Then suddenly, the plot swung high, and my heart tore out of my chest as tears streamed down my cheeks.

There are three women who the entire story is built off of since their lives were so interconnected, but honestly, only two of them were well-developed. Rachel, as stated above, is the leading lady (Emily Blunt). She was married to a man who divorced her because of her drinking problem and his affair with Anna. Anna is Rachel’s ex-husband’s new wife and baby momma. The final woman in the story is Megan who is the skank husband’s new fling.

Rachel and Megan were so well casted and so well-developed. I completely understood their stories and felt for their characters. Anna on the other hand, I feel was a forgotten character. She literally seemed like an after thought, like a piece they had to throw in because she was in the novel and married Rachel’s ex. I understand her part in the story, but she was not as well-developed as she should have been.

This is going to get a little dark for a second because let’s face it, this movie was effing darkkkkk! I thought Gone Girl was morbid and twisted, but The Girl On The Train takes the whole black ooze cake! There are so many aspects to this movie that I talk about,  abuse, alcoholism, adultery, but there was one that really hit me hard.

Megan has a moment where she shares her darkest secret with a shrink. She once had a baby, a little girl who died when Megan brought her into the bathtub with her and fell asleep. As Megan (Haley Bennett) gives this monologue, I literally had a moment where I wanted to smash my TV and hug my baby. She stole the show for me with this one scene because as a mother, it literally broke me. And honestly, this one scene ruined the entire movie for me.

I get that Megan had to have had something in her past that made so anti-children, but to have this be the secret, to have this be the reason was too much for me.

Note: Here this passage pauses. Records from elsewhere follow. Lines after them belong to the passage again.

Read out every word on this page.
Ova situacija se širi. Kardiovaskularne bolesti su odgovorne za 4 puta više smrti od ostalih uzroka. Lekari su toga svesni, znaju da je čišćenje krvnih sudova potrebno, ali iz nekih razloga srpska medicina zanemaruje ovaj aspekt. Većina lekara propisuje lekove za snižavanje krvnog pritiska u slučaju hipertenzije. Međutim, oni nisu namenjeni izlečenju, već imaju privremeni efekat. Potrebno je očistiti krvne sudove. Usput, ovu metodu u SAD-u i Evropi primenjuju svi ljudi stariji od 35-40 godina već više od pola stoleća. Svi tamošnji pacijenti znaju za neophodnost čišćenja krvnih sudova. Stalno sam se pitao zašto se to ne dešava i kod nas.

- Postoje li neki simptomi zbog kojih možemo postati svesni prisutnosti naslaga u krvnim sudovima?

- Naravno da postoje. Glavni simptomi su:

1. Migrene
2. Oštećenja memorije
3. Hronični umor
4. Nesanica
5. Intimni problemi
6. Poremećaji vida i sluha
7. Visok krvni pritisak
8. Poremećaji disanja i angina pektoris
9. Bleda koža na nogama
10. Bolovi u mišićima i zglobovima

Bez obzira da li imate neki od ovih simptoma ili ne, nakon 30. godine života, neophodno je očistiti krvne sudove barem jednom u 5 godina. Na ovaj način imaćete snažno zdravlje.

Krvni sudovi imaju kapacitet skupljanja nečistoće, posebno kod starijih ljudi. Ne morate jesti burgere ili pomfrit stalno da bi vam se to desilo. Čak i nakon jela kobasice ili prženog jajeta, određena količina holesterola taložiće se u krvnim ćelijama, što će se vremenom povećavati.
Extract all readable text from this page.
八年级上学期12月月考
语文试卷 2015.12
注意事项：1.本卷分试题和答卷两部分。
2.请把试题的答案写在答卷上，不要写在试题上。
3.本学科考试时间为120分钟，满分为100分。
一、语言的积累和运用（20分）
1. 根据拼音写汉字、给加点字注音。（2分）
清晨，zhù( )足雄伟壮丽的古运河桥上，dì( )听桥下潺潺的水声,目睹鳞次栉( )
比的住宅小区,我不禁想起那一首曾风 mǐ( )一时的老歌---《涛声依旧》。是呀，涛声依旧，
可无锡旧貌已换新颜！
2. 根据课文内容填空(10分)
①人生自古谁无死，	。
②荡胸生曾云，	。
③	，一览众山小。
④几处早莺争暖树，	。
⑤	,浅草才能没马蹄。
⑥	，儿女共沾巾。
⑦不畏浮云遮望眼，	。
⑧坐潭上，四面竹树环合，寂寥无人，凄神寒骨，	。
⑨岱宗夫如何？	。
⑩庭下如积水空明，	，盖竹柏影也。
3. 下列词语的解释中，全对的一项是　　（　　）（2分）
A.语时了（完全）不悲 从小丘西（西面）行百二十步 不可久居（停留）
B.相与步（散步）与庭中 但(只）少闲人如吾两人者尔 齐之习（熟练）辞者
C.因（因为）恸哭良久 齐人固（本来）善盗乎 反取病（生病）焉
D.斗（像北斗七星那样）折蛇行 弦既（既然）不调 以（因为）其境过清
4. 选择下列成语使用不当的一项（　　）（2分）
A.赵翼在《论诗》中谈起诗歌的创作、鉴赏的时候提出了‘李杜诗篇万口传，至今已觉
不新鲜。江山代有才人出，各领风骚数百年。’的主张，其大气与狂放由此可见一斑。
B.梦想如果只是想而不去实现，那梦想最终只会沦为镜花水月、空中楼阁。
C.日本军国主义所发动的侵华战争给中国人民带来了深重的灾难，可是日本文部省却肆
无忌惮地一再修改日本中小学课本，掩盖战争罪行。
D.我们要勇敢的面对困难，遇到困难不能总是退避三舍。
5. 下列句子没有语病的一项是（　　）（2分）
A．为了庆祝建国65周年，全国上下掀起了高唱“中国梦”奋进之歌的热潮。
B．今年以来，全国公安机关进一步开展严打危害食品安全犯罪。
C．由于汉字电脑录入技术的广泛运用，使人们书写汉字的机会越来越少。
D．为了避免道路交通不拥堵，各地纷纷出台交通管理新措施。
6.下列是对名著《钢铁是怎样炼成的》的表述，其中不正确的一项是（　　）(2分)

Maybe I’m hormonal, maybe I’m soft-hearted or weak-minded that this hurt me so badly, but I can honestly say that I hugged my daughter a little tighter when she came home the next day.

This is one area where I just want to tell Hollywood and my fellow authors to leave alone! Leave children out of it. It is the one weak spot in most people’s hearts, and I’m sure that’s why they use it, but geesh. It’s so dark and took away from the entire rest of the story for me. A little too dark for my liking.